Buna rağmen Morrelia ve ben, Garralosh'u ve onun kertenkele terbiyecisini ve beraberinde getirdiği binlerce canavarı takip etmek için ara sıra doğuya dönmeye özen gösterdik. Sonunda onları ormanın etrafından güneye doğru kıvrılan yol boyunca ilerlerken bulduk. Garralosh sürünün ortasında hantalca yürüyordu, çok uzaktan bile kolayca görülebiliyordu; Kaarmodo büyücüsü ve görevlileri de çok geride değildi.

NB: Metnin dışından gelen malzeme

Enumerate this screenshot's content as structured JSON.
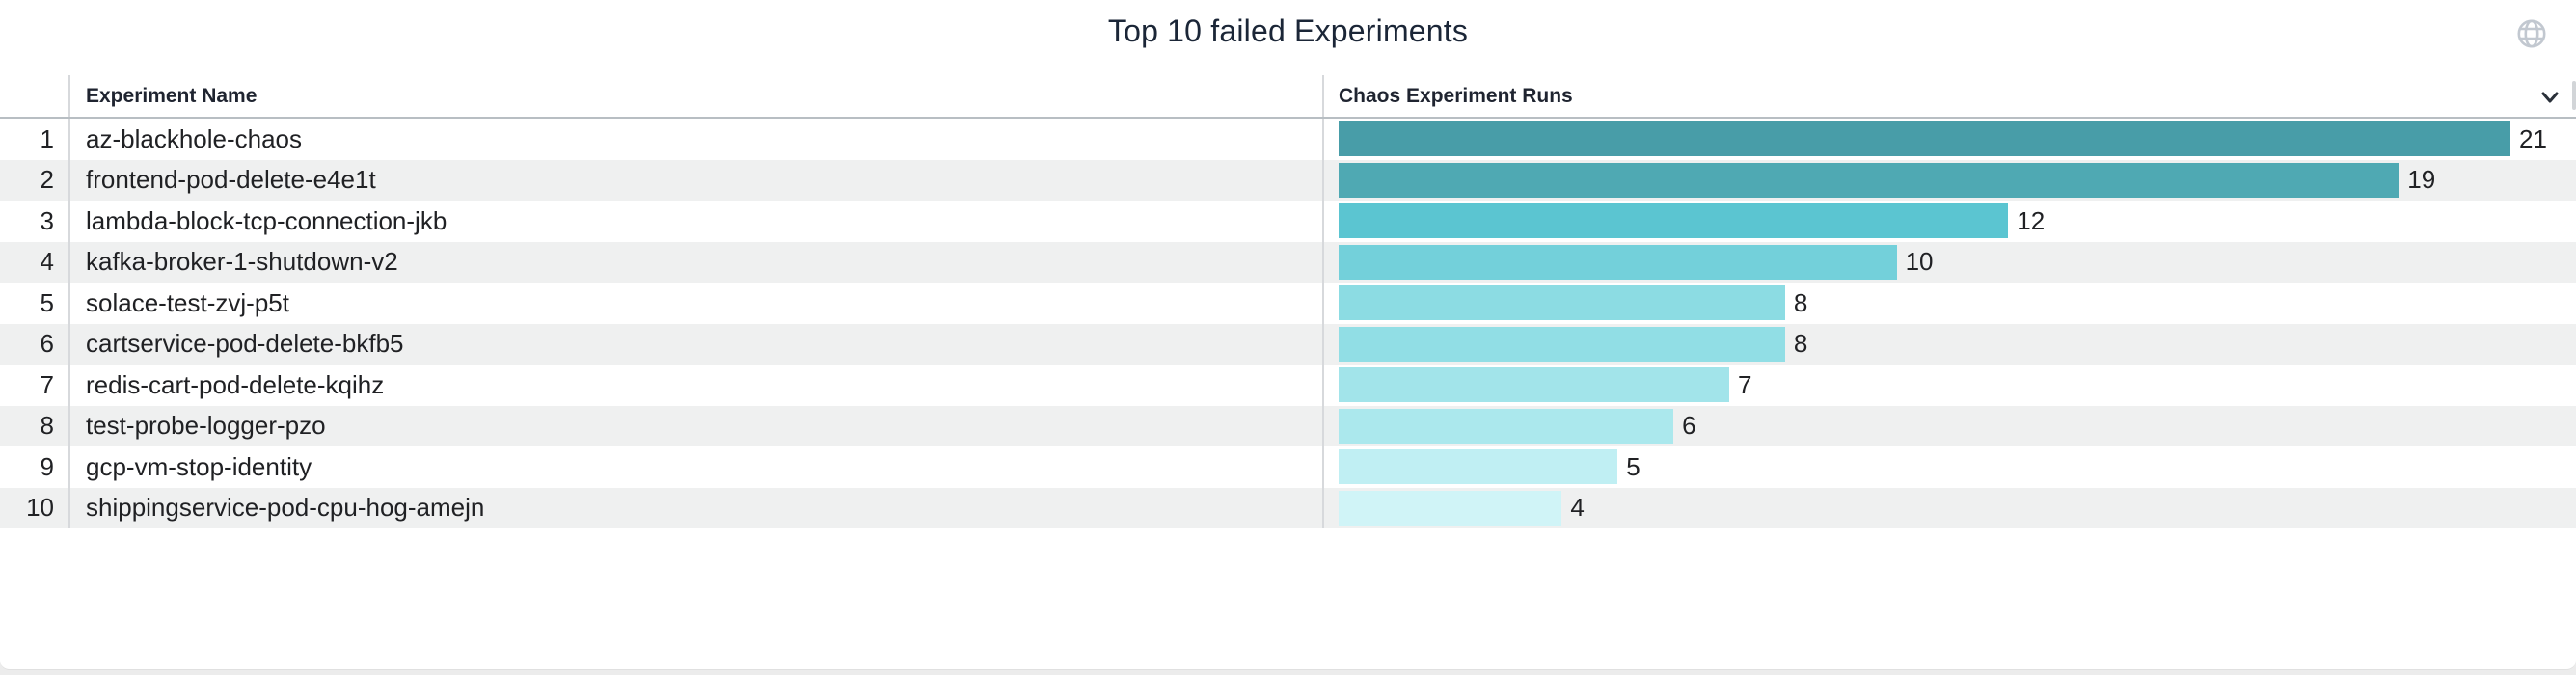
{
  "widget": {
    "title": "Top 10 failed Experiments"
  },
  "table": {
    "rank_header": "",
    "name_header": "Experiment Name",
    "runs_header": "Chaos Experiment Runs",
    "rows": [
      {
        "rank": "1",
        "name": "az-blackhole-chaos",
        "runs": 21,
        "bar_color": "#489DA8"
      },
      {
        "rank": "2",
        "name": "frontend-pod-delete-e4e1t",
        "runs": 19,
        "bar_color": "#4FA9B3"
      },
      {
        "rank": "3",
        "name": "lambda-block-tcp-connection-jkb",
        "runs": 12,
        "bar_color": "#5BC5D1"
      },
      {
        "rank": "4",
        "name": "kafka-broker-1-shutdown-v2",
        "runs": 10,
        "bar_color": "#73D0DA"
      },
      {
        "rank": "5",
        "name": "solace-test-zvj-p5t",
        "runs": 8,
        "bar_color": "#8CDCE3"
      },
      {
        "rank": "6",
        "name": "cartservice-pod-delete-bkfb5",
        "runs": 8,
        "bar_color": "#91DEE5"
      },
      {
        "rank": "7",
        "name": "redis-cart-pod-delete-kqihz",
        "runs": 7,
        "bar_color": "#A2E4EA"
      },
      {
        "rank": "8",
        "name": "test-probe-logger-pzo",
        "runs": 6,
        "bar_color": "#ABE8ED"
      },
      {
        "rank": "9",
        "name": "gcp-vm-stop-identity",
        "runs": 5,
        "bar_color": "#C0EFF3"
      },
      {
        "rank": "10",
        "name": "shippingservice-pod-cpu-hog-amejn",
        "runs": 4,
        "bar_color": "#D0F4F7"
      }
    ]
  },
  "icons": {
    "globe": "globe-icon",
    "chevron": "chevron-down-icon",
    "globe_color": "#c2c8d0",
    "chevron_color": "#2a3039"
  },
  "chart_data": {
    "type": "bar",
    "orientation": "horizontal",
    "title": "Top 10 failed Experiments",
    "categories": [
      "az-blackhole-chaos",
      "frontend-pod-delete-e4e1t",
      "lambda-block-tcp-connection-jkb",
      "kafka-broker-1-shutdown-v2",
      "solace-test-zvj-p5t",
      "cartservice-pod-delete-bkfb5",
      "redis-cart-pod-delete-kqihz",
      "test-probe-logger-pzo",
      "gcp-vm-stop-identity",
      "shippingservice-pod-cpu-hog-amejn"
    ],
    "values": [
      21,
      19,
      12,
      10,
      8,
      8,
      7,
      6,
      5,
      4
    ],
    "value_label": "Chaos Experiment Runs",
    "category_label": "Experiment Name",
    "xlim": [
      0,
      21
    ],
    "grid": false,
    "legend": false,
    "data_labels": true,
    "bar_colors": [
      "#489DA8",
      "#4FA9B3",
      "#5BC5D1",
      "#73D0DA",
      "#8CDCE3",
      "#91DEE5",
      "#A2E4EA",
      "#ABE8ED",
      "#C0EFF3",
      "#D0F4F7"
    ]
  }
}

Yürüyüş hızları çok yüksek değil, muhtemelen onlara sahip olan tüm canavarların çekirdeklerindeki manayı korumaya çalışıyorlar. Yolda Zindan'a bir giriş bulamazlarsa başları belaya girecek, gerçi kertenkelenin onlar seyahat ederken bunun için çabalayacağına bahse girerim. Büyüyü tarama ve bunun nasıl işe yaradığı hakkında gerçekten daha fazla bilgiye ihtiyacım vardı. Morrelia emin değildi ama bunun hava büyüsünün bir uzantısı olabileceğini düşünüyordu. Yine de, bize karşı sıralanan sürünün büyüklüğünü ve kalabalığın ortasındaki devasa bir Croc dino'sunu görmek, yaklaşmakta olan mücadelenin ne kadar zor olacağını bir kez daha ortaya çıkardı.
Koloni kaybetmeyi göze alamazdı, biz de düşmanın çenesinden kurtulamazdık, tıpkı galip gelirsek düşmanı esirgemeyeceğimiz gibi. Kaçamadım, ailem için duvar vakti gelmişti. Galip gelmelerini sağlamak için elimden gelen her şeyi yapacaktım.
Zihnimiz öfkeyle vızıldayarak güneye koştuk.